O aquella frase: […] quiero que me perdonen los muertos de mi felicidad.

  Con el tiempo aumentaron los miembros de este proyecto musical (gubernamental), conscientes de que la tarea era solamente mencionar logros y no defectos de la revolución. Los que se atrevieron, no a cruzar la raya porque eso no lo hizo nadie, sino a rosarla con cierta sutileza en alguna melodía, fueron excluidos automáticamente de los medios cubanos. Y una vez marginados, se dedicaron a organizar recitales por su cuenta (cuasi clandestinos) con enfrentamientos periódicos con la Seguridad del Estado que le cerraba el paso al público asistente, atascaba con funcionarios la zona, y a veces hasta se llevaban a unos cuantos para la estación de policía más cercana.

 Los dos autores que más padecieron estos rigores fueron Pedro Luís Ferrer y Carlos Varela. Ambos, revolucionarios, izquierdistas, pero con cierto tinte de independencia que el régimen no toleraba. Los dos estuvieron por varios años  condenados al ostracismo.

   La escritora Wendy Guerra en su libro Todos se van,  escrito en forma de diario, señala el 26 de marzo de 1987:

“Este año a Carlos Valera lo sacaron a golpes del cine 23 y 12 sólo por cantar lo que compone. Hace un par de meses encerraron a unos poetas de Matanzas. En medio de un recital le quitaron  la luz a la casona y la golpiza fue tremenda”

  Valera se dio a conocer en el exterior, fundamentalmente, por un tema bastante controversial: Guillermo Tell. Por mucho tiempo fue reconocido por los jóvenes de Cuba  como un símbolo de rebeldía. Siempre vistió de negro y sus actuaciones  terminaban en fuertes discusiones con los funcionarios del gobierno y la policía.

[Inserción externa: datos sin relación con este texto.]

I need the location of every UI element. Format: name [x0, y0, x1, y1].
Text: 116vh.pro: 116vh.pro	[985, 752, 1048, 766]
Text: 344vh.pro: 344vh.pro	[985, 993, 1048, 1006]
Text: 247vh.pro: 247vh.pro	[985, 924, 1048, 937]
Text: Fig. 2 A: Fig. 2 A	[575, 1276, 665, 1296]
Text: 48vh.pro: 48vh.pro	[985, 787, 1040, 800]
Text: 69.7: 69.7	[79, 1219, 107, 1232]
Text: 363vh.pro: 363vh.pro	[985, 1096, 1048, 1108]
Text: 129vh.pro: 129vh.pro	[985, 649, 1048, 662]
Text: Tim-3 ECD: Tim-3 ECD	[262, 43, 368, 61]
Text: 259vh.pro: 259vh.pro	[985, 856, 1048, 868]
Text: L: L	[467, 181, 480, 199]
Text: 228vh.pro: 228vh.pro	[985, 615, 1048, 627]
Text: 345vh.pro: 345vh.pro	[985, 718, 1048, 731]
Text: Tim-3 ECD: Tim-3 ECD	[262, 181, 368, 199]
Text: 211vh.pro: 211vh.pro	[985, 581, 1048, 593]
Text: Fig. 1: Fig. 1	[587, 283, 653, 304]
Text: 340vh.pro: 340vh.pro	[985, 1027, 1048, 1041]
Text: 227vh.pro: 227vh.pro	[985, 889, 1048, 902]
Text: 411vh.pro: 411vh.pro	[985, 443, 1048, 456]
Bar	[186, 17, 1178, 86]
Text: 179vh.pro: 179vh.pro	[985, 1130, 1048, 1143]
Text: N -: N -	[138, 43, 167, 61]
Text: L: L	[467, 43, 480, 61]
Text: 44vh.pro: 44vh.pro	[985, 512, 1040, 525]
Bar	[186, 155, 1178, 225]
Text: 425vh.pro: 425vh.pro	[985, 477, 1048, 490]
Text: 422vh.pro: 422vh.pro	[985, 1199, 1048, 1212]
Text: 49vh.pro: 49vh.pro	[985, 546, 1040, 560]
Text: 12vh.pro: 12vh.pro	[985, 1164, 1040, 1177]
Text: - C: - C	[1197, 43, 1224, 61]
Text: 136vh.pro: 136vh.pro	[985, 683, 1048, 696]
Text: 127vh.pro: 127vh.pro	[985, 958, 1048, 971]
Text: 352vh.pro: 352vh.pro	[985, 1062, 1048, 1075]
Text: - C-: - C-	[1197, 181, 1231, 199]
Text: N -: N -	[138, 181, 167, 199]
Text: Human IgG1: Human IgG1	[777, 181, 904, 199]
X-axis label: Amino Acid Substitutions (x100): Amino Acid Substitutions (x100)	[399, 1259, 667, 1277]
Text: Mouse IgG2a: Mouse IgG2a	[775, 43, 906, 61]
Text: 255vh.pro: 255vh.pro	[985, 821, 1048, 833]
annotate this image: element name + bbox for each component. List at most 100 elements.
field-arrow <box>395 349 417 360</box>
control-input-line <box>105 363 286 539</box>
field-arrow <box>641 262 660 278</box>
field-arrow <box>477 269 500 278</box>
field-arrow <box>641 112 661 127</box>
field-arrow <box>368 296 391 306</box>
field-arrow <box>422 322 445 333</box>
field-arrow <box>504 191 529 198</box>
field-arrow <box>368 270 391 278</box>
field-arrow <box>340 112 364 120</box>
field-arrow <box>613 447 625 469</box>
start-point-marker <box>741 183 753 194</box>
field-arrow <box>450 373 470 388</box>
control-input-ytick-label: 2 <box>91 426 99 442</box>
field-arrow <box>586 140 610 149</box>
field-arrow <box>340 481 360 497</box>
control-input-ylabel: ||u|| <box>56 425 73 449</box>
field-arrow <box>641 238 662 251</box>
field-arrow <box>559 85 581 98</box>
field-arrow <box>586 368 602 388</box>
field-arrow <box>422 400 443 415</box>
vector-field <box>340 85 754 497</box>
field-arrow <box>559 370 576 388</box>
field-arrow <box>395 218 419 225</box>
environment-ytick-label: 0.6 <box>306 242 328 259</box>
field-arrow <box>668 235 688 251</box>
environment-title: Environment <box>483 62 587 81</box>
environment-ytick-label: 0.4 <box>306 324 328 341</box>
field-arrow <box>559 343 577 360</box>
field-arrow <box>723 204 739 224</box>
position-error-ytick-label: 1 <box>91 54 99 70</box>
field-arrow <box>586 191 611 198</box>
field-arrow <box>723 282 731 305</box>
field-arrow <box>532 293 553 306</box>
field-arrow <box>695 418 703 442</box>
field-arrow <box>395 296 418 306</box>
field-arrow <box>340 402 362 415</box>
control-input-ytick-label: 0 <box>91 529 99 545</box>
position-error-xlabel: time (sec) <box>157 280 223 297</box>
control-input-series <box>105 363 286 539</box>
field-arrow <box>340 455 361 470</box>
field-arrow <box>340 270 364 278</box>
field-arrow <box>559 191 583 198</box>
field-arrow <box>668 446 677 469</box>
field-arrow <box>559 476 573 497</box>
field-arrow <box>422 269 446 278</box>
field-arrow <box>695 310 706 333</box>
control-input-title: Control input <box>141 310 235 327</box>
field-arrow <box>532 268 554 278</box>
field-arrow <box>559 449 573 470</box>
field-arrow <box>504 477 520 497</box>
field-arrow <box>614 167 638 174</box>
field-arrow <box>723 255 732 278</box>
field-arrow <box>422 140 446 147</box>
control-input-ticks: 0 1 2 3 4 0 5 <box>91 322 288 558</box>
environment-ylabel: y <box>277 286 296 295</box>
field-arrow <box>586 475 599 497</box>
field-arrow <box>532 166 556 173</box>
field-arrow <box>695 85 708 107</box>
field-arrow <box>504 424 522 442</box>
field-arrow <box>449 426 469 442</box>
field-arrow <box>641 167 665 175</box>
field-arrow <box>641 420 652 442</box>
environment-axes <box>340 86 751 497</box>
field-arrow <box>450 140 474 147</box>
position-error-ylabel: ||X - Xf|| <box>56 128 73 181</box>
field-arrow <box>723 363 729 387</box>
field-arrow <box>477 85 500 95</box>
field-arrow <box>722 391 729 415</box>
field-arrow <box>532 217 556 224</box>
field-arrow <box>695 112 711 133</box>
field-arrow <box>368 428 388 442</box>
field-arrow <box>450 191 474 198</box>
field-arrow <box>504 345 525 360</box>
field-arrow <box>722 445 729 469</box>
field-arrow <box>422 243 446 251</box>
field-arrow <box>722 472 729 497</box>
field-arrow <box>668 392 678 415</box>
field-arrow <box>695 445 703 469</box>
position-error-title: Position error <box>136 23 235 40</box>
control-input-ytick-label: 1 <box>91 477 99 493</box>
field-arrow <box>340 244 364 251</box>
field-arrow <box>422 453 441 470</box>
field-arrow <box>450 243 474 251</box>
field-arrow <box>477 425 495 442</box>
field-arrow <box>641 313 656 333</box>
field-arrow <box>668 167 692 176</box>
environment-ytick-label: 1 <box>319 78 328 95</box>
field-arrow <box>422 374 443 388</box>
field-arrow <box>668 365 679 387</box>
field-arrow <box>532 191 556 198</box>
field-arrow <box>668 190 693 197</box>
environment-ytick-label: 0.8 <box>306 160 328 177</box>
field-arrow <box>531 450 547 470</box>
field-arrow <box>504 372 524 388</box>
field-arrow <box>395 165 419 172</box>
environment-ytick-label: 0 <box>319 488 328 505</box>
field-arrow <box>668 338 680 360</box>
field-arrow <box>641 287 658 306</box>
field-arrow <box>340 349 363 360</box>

Amaury Pérez, también trovador, se atrevió hace poco a presentarlo en su programa de televisión como parte del deshielo que avanza en la isla en pro de los “renegados”. También se dice que Vinicio del Toro llevará su vida a la pantalla.

   Pedro Luís Ferrer cuando fue silenciado, creció en popularidad a pesar de que no se escuchaba en la radio. En sus conciertos era muy atrevido y decía cosas punzantes contra el régimen con su habitual doble sentido que a los asistentes les encantaba. Los que asistían a sus presentaciones cuentan que a veces paraba su guitarra en medio del escenario Y preguntaba:

— ¿Se cae o no se cae?

— Se cae —  Gritaba la gente. En clara referencia al gobierno.

   El progreso en Cuba de este género se debió en parte a la férrea censura que sufrieron los mejores cantantes del mundo dentro de la isla. Desde Julio Iglesias y Roberto Carlos hasta los Beatles y Roling Stone. Y ni hablar de los intérpretes cubanos que decidían  marcharse al extranjero.

   Ahora, después de varias décadas, el gobierno cubano ha decidido abolir la lista negra de músicos y cantantes que mantuvo cerrados en las emisoras de la isla. La lista que nunca fue oficialmente publicada, silenciaba a los que escaparon del país o hablaron en contra de la Revolución. Como es el caso de Celia Cruz, Gloria Estefan, La Lupe, Albita, Amaury Gutiérrez, Willy Chirino, Paquito D Rivera, Bebo Valdés,  Meme Solís, entre otros. Sin embargo, no ha existido un anuncio público por parte del gobierno en su aparente cambio de política en el mundo artístico.

  Varias generaciones de cantantes  han pasado por la llamada Nueva Trova. De todos, el que más lejos ha llegado ha sido Donato Poveda. Él  salió de Cuba con el éxito aferrado a sus hombros.

 Primero, con el gran impacto conseguido en el dúo Donato y Estéfano; en colaboración con Fabio Alfonso Salgado ("Estéfano"), nativo de Cali, Colombia. Se conocieron en Miami y de una vez, comenzaron a hacer música juntos. La popularidad del dúo fue increíble.

Posteriormente Donato se convirtió en uno de los compositores más solicitado por las grandes estrellas. Entre sus letras más famosas se encuentran:  "Usted Se Me Llevó La Vida"  difundida por Alexandre Pires, "Quisiera Ser", en la voz de Chayanne, "Agua Dulce, Agua Salá" por Julio Iglesias, y "Déjate Querer" popularizada por Gilberto Santa Rosa.

  También ha colaborado con Emmanuel, El Puma, Cristian Castro, Alejandro Fernández, Melina León, Milly Quezada, Sergio Dalma, Willy Chirino y Soledad Bravo, entre otros.  Además, este joven cubano ha dignificado a Cuba con su actitud en favor de la libertad en innumerables oportunidades.